Karier Akademik yang Gemilang

Sebagai seorang Guru Besar di Fakultas Hukum Universitas Airlangga, Prof. Sahetapy adalah pengajar yang dihormati dan dicintai oleh para mahasiswanya. Beliau dikenal dengan gaya mengajarnya yang tegas, kritis, dan sering kali menyentuh isu-isu terkini yang relevan dengan kondisi sosial-politik Indonesia.

Salah satu bidang keahliannya adalah hukum pidana, khususnya dalam isu korupsi dan kejahatan terorganisir. Beliau tidak hanya mengajarkan teori, tetapi juga mendorong mahasiswanya untuk berpikir kritis dan mencari solusi praktis bagi permasalahan hukum di Indonesia.

Selain mengajar, Prof. Sahetapy juga aktif menulis buku dan artikel ilmiah yang menjadi rujukan penting dalam dunia hukum. Salah satu karyanya yang terkenal adalah kajian tentang pemberantasan korupsi dan reformasi sistem peradilan pidana.

Perjuangan Melawan Korupsi

Prof. Sahetapy adalah salah satu tokoh yang secara konsisten menyuarakan perlunya pemberantasan korupsi di Indonesia. Beliau pernah menjabat sebagai anggota Komisi Pemberantasan Korupsi (KPK) dan memberikan banyak kontribusi dalam merumuskan kebijakan strategis untuk memberantas korupsi di berbagai sektor.
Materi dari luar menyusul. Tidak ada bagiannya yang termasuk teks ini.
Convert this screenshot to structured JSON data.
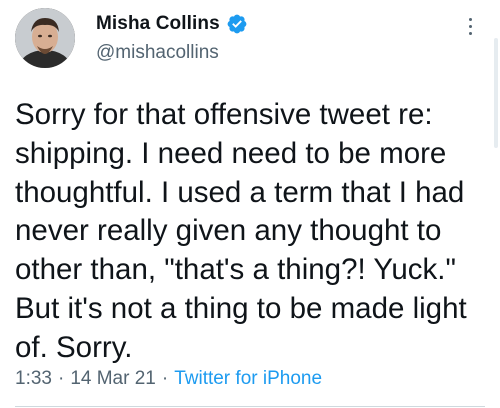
{
  "author": {
    "name": "Misha Collins",
    "handle": "@mishacollins",
    "verified": true,
    "avatar_icon": "profile-photo"
  },
  "tweet": {
    "lines": [
      "Sorry for that offensive tweet re:",
      "shipping. I need need to be more",
      "thoughtful. I used a term that I had",
      "never really given any thought to",
      "other than, \"that's a thing?! Yuck.\"",
      "But it's not a thing to be made light",
      "of. Sorry."
    ]
  },
  "meta": {
    "time": "1:33",
    "separator": "·",
    "date": "14 Mar 21",
    "source": "Twitter for iPhone"
  },
  "colors": {
    "text": "#0f1419",
    "secondary": "#536471",
    "accent": "#1d9bf0"
  },
  "icons": {
    "verified": "verified-badge-icon",
    "more": "more-options-icon"
  }
}
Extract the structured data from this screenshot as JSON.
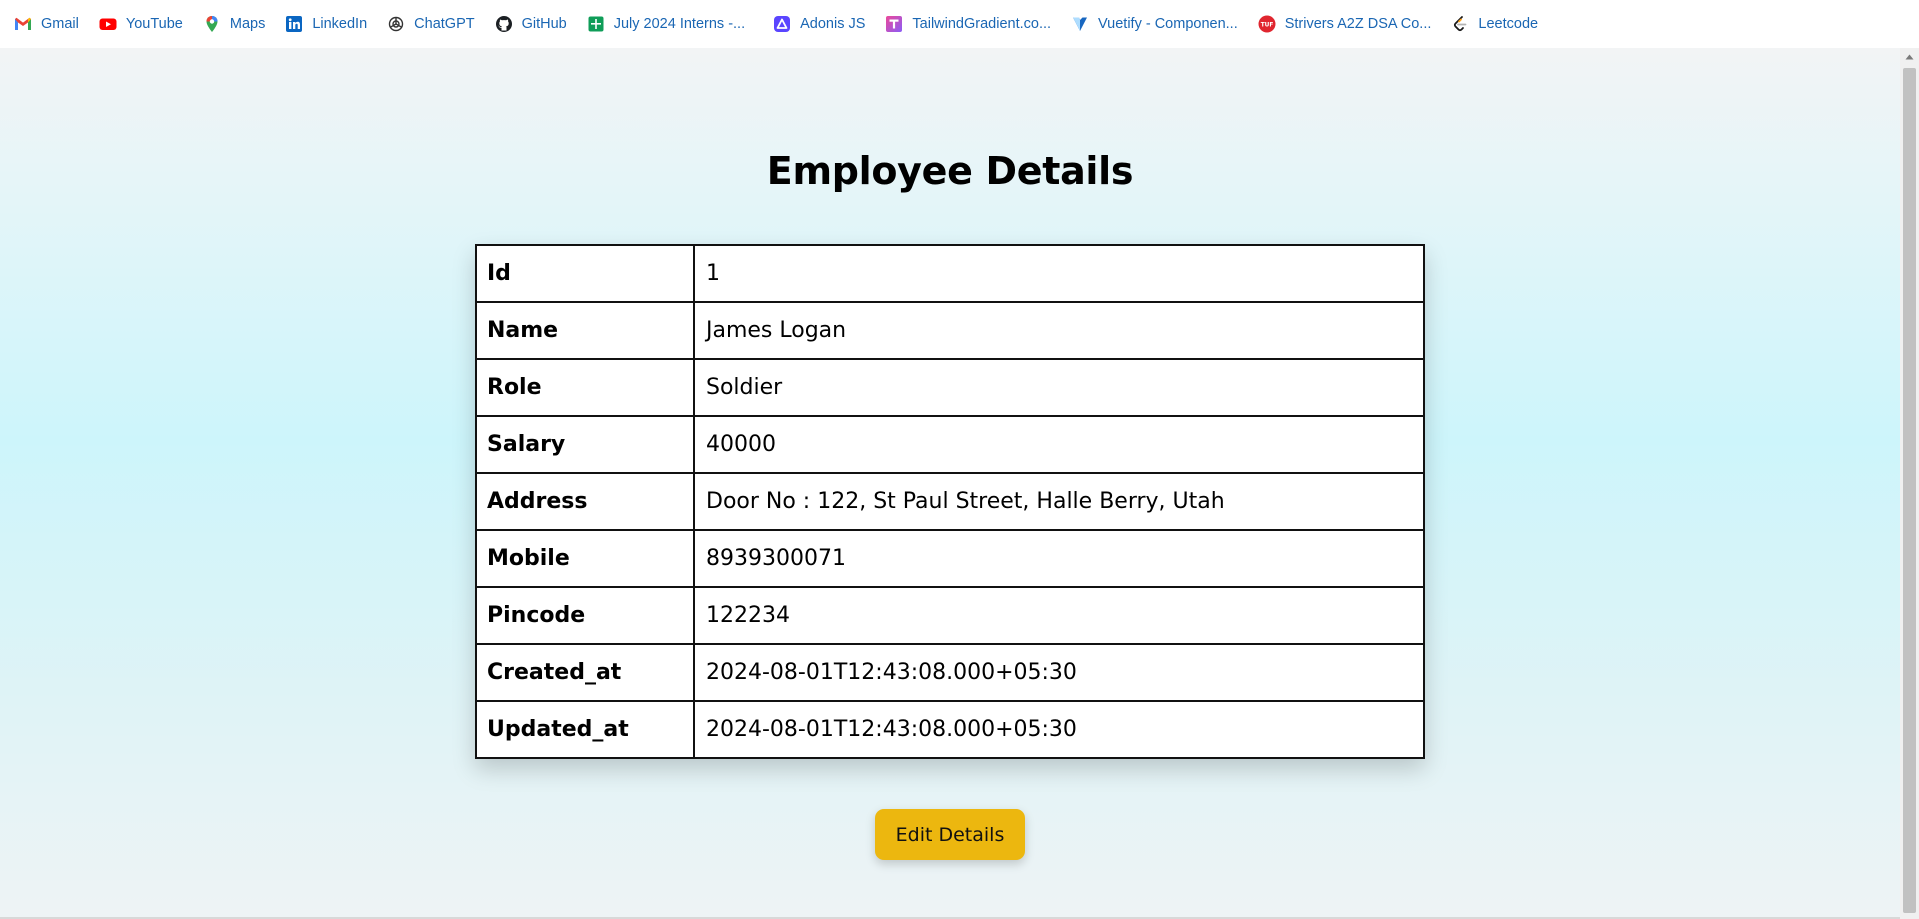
{
  "bookmarks": [
    {
      "label": "Gmail",
      "icon": "gmail-icon"
    },
    {
      "label": "YouTube",
      "icon": "youtube-icon"
    },
    {
      "label": "Maps",
      "icon": "maps-icon"
    },
    {
      "label": "LinkedIn",
      "icon": "linkedin-icon"
    },
    {
      "label": "ChatGPT",
      "icon": "chatgpt-icon"
    },
    {
      "label": "GitHub",
      "icon": "github-icon"
    },
    {
      "label": "July 2024 Interns -...",
      "icon": "sheets-icon"
    },
    {
      "label": "Adonis JS",
      "icon": "adonis-icon"
    },
    {
      "label": "TailwindGradient.co...",
      "icon": "tailwind-gradient-icon"
    },
    {
      "label": "Vuetify - Componen...",
      "icon": "vuetify-icon"
    },
    {
      "label": "Strivers A2Z DSA Co...",
      "icon": "tuf-icon"
    },
    {
      "label": "Leetcode",
      "icon": "leetcode-icon"
    }
  ],
  "page": {
    "title": "Employee Details"
  },
  "employee": {
    "rows": [
      {
        "label": "Id",
        "value": "1"
      },
      {
        "label": "Name",
        "value": "James Logan"
      },
      {
        "label": "Role",
        "value": "Soldier"
      },
      {
        "label": "Salary",
        "value": "40000"
      },
      {
        "label": "Address",
        "value": "Door No : 122, St Paul Street, Halle Berry, Utah"
      },
      {
        "label": "Mobile",
        "value": "8939300071"
      },
      {
        "label": "Pincode",
        "value": "122234"
      },
      {
        "label": "Created_at",
        "value": "2024-08-01T12:43:08.000+05:30"
      },
      {
        "label": "Updated_at",
        "value": "2024-08-01T12:43:08.000+05:30"
      }
    ]
  },
  "actions": {
    "edit_label": "Edit Details"
  },
  "colors": {
    "accent_button": "#ecb70f",
    "bookmark_text": "#1a66b3"
  }
}
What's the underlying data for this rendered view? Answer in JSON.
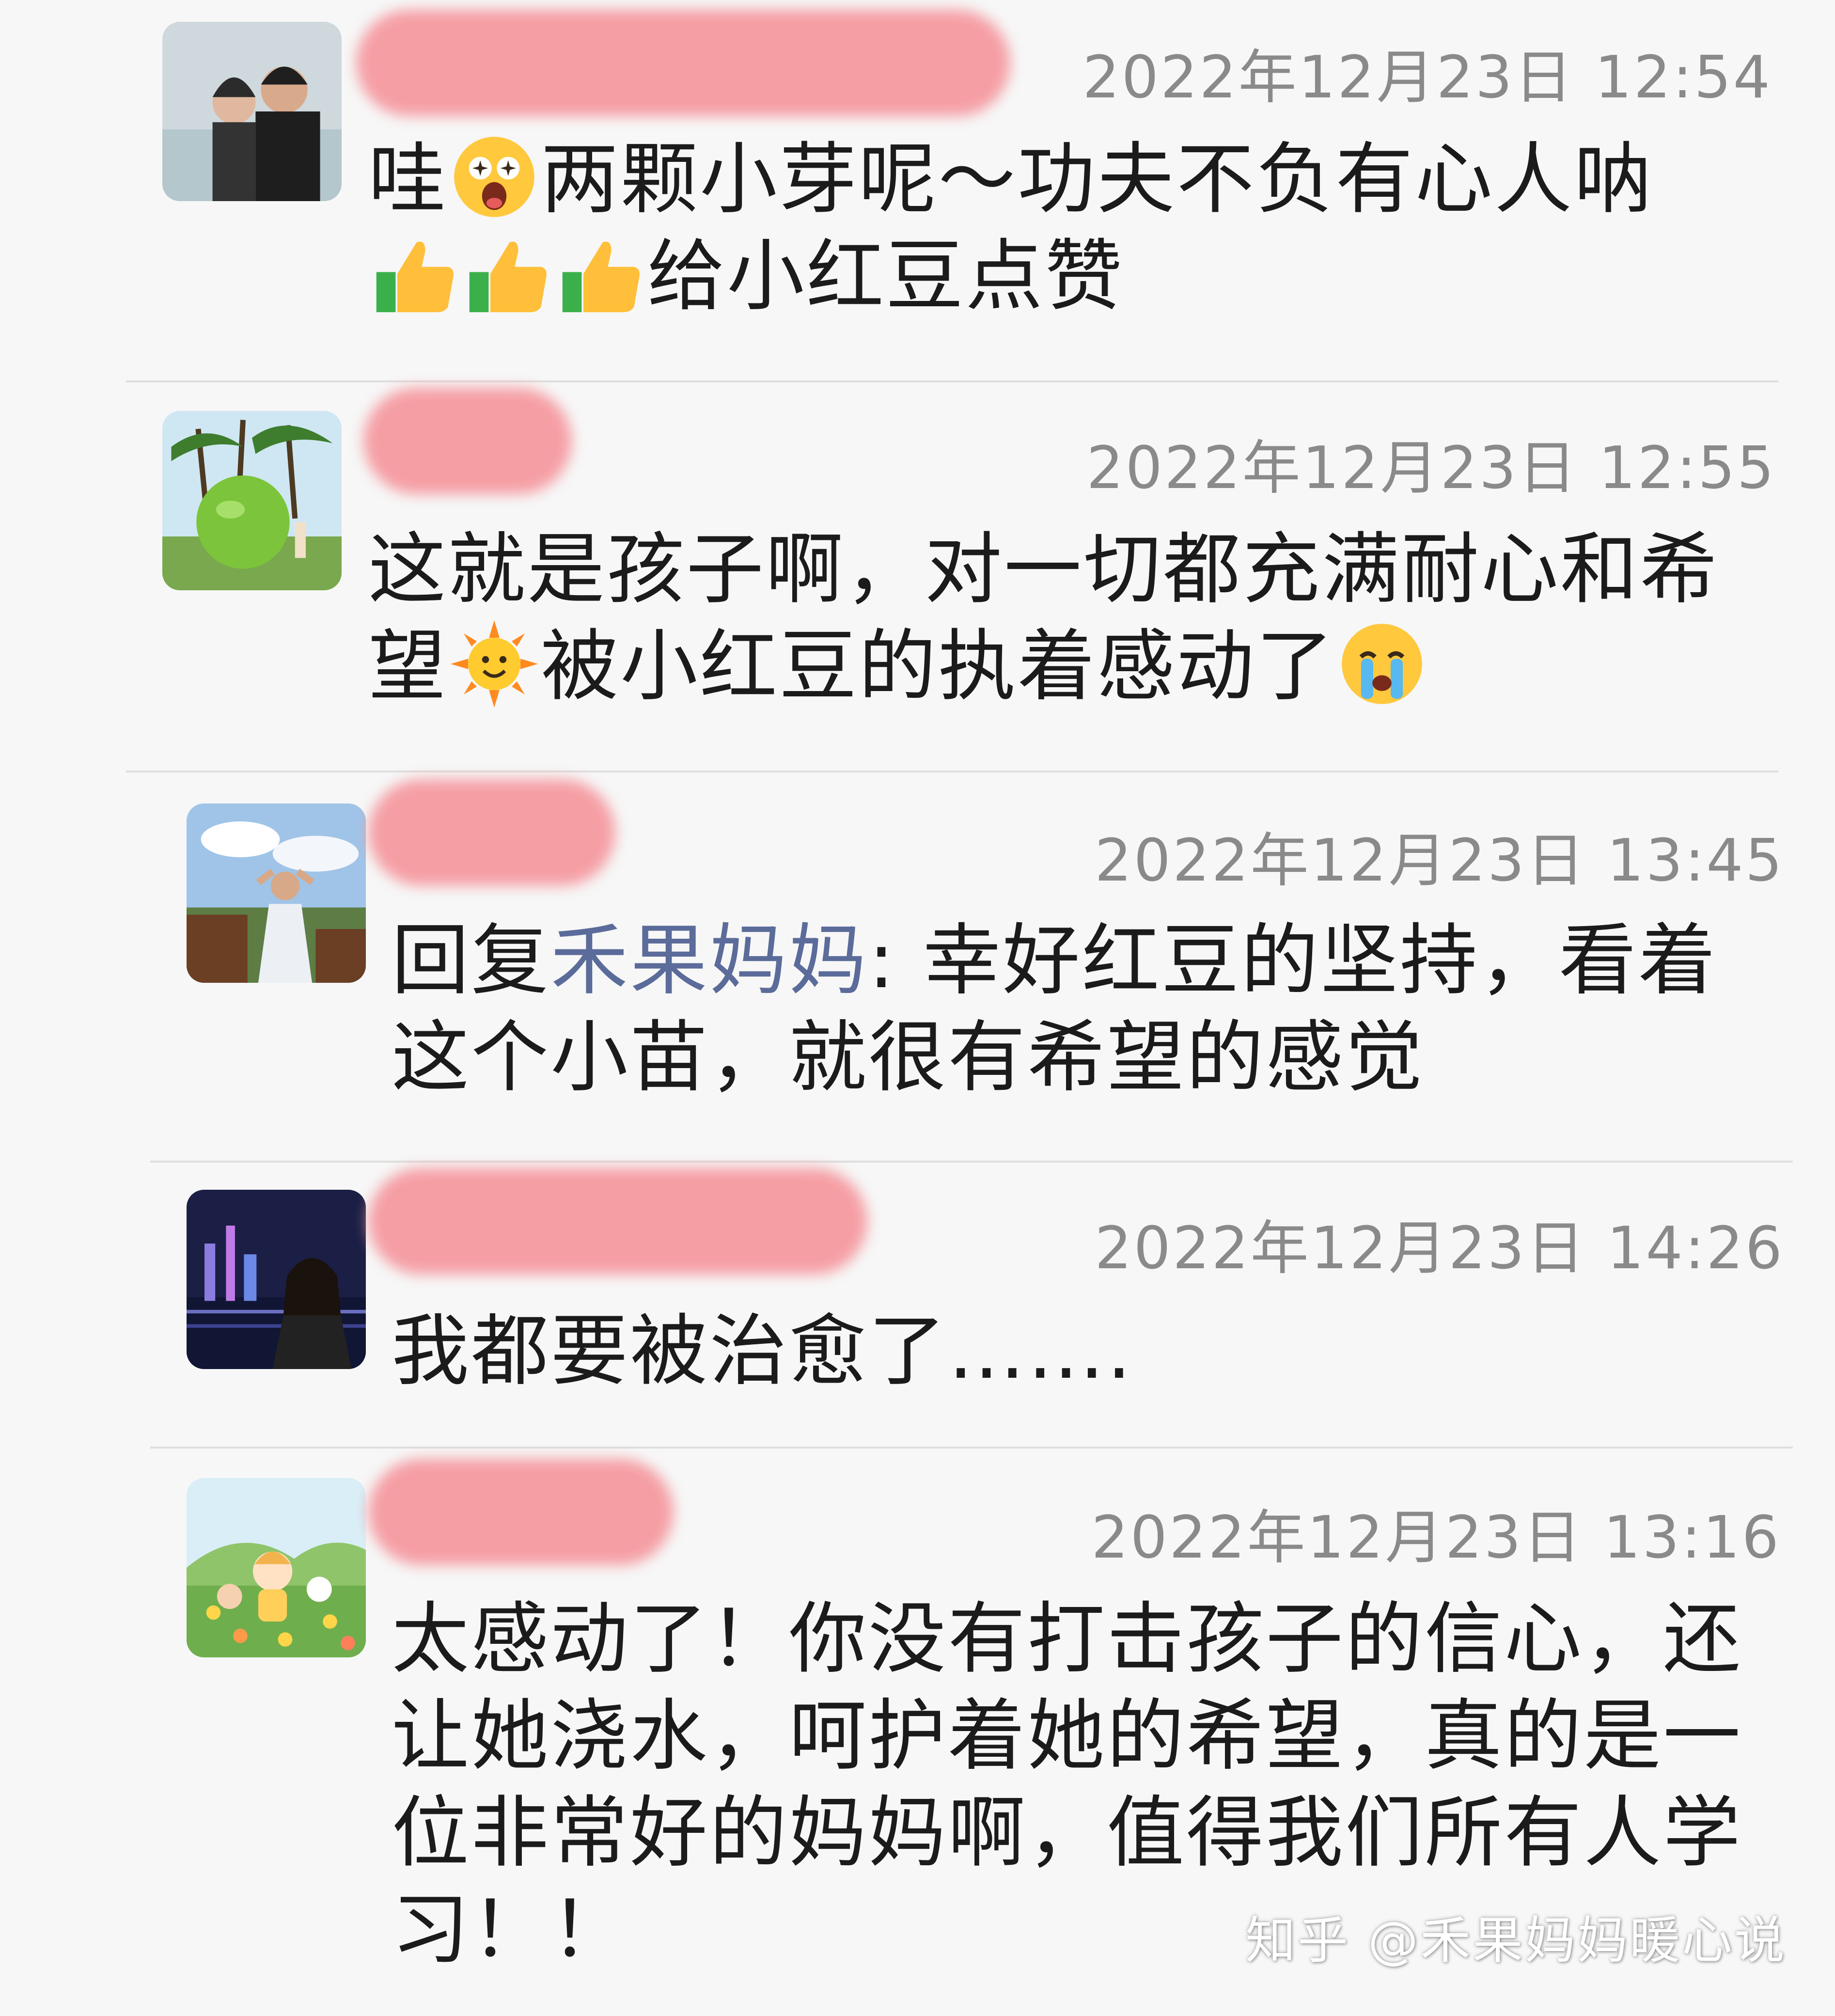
{
  "comments": [
    {
      "timestamp": "2022年12月23日 12:54",
      "text_parts": [
        "哇",
        "两颗小芽呢～功夫不负有心人呐",
        "给小红豆点赞"
      ]
    },
    {
      "timestamp": "2022年12月23日 12:55",
      "text_parts": [
        "这就是孩子啊，对一切都充满耐心和希望",
        "被小红豆的执着感动了"
      ]
    },
    {
      "timestamp": "2022年12月23日 13:45",
      "reply_prefix": "回复",
      "reply_to": "禾果妈妈",
      "text_parts": [
        ": 幸好红豆的坚持，看着这个小苗，就很有希望的感觉"
      ]
    },
    {
      "timestamp": "2022年12月23日 14:26",
      "text_parts": [
        "我都要被治愈了……."
      ]
    },
    {
      "timestamp": "2022年12月23日 13:16",
      "text_parts": [
        "太感动了！你没有打击孩子的信心，还让她浇水，呵护着她的希望，真的是一位非常好的妈妈啊，值得我们所有人学习！！"
      ]
    }
  ],
  "icons": {
    "emoji_1": "star-struck-face-icon",
    "emoji_2": "thumbs-up-icon",
    "emoji_3": "sun-face-icon",
    "emoji_4": "crying-face-icon"
  },
  "colors": {
    "name_redaction": "#f59aa0",
    "reply_name": "#5b6b9a",
    "timestamp": "#8a8a8a"
  },
  "watermark": "知乎 @禾果妈妈暖心说"
}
Dalam banyak kesempatan, beliau sering kali mengkritik keras praktik korupsi di lembaga pemerintahan dan menekankan pentingnya penegakan hukum yang adil dan transparan. Prof. Sahetapy percaya bahwa pemberantasan korupsi tidak hanya membutuhkan regulasi yang baik, tetapi juga keberanian dan integritas dari penegak hukum dan masyarakat.

Peran di Dunia Politik dan Hukum

Selain di dunia akademik, Prof. Sahetapy juga berperan aktif di dunia politik dan hukum. Beliau pernah menjadi anggota Dewan Perwakilan Rakyat (DPR), di mana beliau dikenal sebagai legislator yang vokal dan sering kali memberikan kritik konstruktif terhadap kebijakan pemerintah yang dianggap tidak pro-rakyat.

Sebagai legislator, Prof. Sahetapy banyak berkontribusi dalam pembahasan undang-undang yang berkaitan dengan hukum pidana dan pemberantasan korupsi. Ia adalah sosok yang selalu memperjuangkan agar hukum benar-benar menjadi alat keadilan, bukan alat kekuasaan.

Pribadi yang Lantang dan Berintegritas

Prof. Sahetapy dikenal sebagai pribadi yang tidak kenal takut dalam menyuarakan kebenaran. Dalam banyak kesempatan, beliau sering memberikan kritik tajam terhadap praktik-praktik yang merugikan rakyat, bahkan jika hal itu membuatnya tidak populer di kalangan elite politik.

Keteguhannya dalam memperjuangkan prinsip-prinsip keadilan menjadikannya sosok yang dihormati, meskipun sering kali juga menjadi sasaran kritik dari pihak-pihak yang merasa terusik oleh keberaniannya.

Warisan yang Abadi

Prof. J.E. Sahetapy meninggal dunia pada 21 September 2021 dalam usia 89 tahun. Kepergiannya meninggalkan duka mendalam bagi dunia hukum Indonesia, tetapi juga mengingatkan kita akan pentingnya integritas dan keberanian dalam memperjuangkan keadilan.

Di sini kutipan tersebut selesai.